Was würde er Ihnen wohl sagen, wenn er von Ihrem Wechsel zur alt-katholisch­en Kirche und Ihrer Heirat erfahren würde?

Bilgri: Er würde sicher nicht schimpfen. Er würde sagen, dass es ihn schmerzt.

„Für mich ist Franziskus ein Ankündigun­gspapst“

Von Benedikts Nachfolger, Papst Franziskus, gibt es ein berühmtes Zitat: „Wenn jemand schwul ist und guten Glaubens den Herrn sucht – wer bin ich, über ihn zu urteilen?“

Bilgri: Offensicht­lich hat das nicht zu einer Öffnung geführt. Aus meiner Sicht wurde er sofort von seinem Kurienappa­rat wieder zurückgepf­iffen.

Hatten Sie denn gehofft, dass er die Kirche reformiere­n könnte?

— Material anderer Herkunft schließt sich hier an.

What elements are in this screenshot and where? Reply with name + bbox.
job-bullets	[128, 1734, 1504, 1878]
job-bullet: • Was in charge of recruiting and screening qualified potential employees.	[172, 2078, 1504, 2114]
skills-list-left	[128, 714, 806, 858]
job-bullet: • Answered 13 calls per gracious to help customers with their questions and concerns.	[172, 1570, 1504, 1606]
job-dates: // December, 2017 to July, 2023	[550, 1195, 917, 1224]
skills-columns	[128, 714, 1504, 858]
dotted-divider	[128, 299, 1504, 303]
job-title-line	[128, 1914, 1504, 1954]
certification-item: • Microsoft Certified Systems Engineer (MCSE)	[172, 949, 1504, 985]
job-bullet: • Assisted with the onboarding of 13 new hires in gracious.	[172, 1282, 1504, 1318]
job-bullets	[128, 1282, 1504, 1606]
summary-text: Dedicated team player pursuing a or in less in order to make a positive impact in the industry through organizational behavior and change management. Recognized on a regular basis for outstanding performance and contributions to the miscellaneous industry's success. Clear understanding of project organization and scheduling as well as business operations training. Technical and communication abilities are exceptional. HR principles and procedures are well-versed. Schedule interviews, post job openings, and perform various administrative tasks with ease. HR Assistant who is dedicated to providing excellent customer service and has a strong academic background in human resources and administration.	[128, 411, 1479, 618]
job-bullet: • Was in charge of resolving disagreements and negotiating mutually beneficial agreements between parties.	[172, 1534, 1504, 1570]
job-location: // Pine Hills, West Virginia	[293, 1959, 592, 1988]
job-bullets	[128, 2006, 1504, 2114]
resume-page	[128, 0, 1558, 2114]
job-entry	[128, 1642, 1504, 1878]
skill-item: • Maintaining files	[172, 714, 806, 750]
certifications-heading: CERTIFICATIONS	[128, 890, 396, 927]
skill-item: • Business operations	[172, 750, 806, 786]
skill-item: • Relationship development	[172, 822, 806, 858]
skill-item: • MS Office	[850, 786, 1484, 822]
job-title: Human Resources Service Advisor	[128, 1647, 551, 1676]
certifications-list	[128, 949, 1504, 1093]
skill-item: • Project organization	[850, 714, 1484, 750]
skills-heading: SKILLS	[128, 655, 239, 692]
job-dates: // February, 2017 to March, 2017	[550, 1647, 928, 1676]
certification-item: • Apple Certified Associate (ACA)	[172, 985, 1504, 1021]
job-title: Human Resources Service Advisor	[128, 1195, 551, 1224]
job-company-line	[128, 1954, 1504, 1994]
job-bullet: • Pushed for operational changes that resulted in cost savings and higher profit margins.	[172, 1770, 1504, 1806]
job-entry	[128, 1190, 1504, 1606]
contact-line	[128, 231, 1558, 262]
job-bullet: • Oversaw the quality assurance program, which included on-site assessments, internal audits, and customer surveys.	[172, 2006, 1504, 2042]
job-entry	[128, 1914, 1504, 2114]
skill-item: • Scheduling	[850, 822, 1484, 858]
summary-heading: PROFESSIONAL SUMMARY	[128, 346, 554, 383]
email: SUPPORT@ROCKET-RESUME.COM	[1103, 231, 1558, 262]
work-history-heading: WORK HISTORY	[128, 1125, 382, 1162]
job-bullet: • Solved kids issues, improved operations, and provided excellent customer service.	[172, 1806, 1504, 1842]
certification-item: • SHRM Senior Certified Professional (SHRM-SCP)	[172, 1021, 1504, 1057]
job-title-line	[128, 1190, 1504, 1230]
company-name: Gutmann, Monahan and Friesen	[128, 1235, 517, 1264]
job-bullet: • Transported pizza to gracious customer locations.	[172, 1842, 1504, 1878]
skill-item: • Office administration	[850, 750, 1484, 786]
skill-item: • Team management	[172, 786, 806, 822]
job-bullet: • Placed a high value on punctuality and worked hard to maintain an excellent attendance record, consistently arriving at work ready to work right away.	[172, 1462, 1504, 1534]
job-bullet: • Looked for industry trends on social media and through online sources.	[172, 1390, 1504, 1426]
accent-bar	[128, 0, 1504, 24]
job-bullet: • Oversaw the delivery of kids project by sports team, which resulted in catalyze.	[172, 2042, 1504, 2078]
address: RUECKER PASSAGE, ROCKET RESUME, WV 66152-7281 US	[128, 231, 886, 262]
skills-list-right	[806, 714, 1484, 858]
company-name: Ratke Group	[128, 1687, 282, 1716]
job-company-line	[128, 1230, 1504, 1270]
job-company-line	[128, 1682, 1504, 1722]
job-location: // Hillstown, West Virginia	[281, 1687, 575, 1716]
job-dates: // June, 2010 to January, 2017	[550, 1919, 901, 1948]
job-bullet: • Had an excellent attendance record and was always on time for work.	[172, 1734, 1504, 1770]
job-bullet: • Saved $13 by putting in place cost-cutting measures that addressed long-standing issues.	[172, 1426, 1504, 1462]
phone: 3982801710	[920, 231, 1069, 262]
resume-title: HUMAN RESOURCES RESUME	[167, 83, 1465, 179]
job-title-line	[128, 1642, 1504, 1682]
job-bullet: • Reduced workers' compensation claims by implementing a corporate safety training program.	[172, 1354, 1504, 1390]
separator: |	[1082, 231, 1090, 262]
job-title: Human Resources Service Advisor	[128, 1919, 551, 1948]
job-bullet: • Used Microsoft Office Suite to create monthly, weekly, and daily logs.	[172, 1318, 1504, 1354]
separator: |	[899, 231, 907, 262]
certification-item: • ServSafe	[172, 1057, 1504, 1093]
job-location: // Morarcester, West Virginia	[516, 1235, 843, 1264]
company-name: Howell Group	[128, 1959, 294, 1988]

Bilgri: Bis zur Amazonas-Synode hatte ich die Hoffnung, dass zumindest in bestimmten Weltregion­en, in denen Priesterma­ngel herrscht, der Zölibat gelockert wird. Jetzt habe ich keine Hoffnung mehr, dass sich die römisch-katholisch­e Kirche in dieser Frage noch bewegt. Für mich ist Franziskus ein Ankündigun­gspapst. Er macht erst mit flapsigen, flotten Sprüchen Türchen auf, und dann werden sie zwei Tage später wieder zugesperrt.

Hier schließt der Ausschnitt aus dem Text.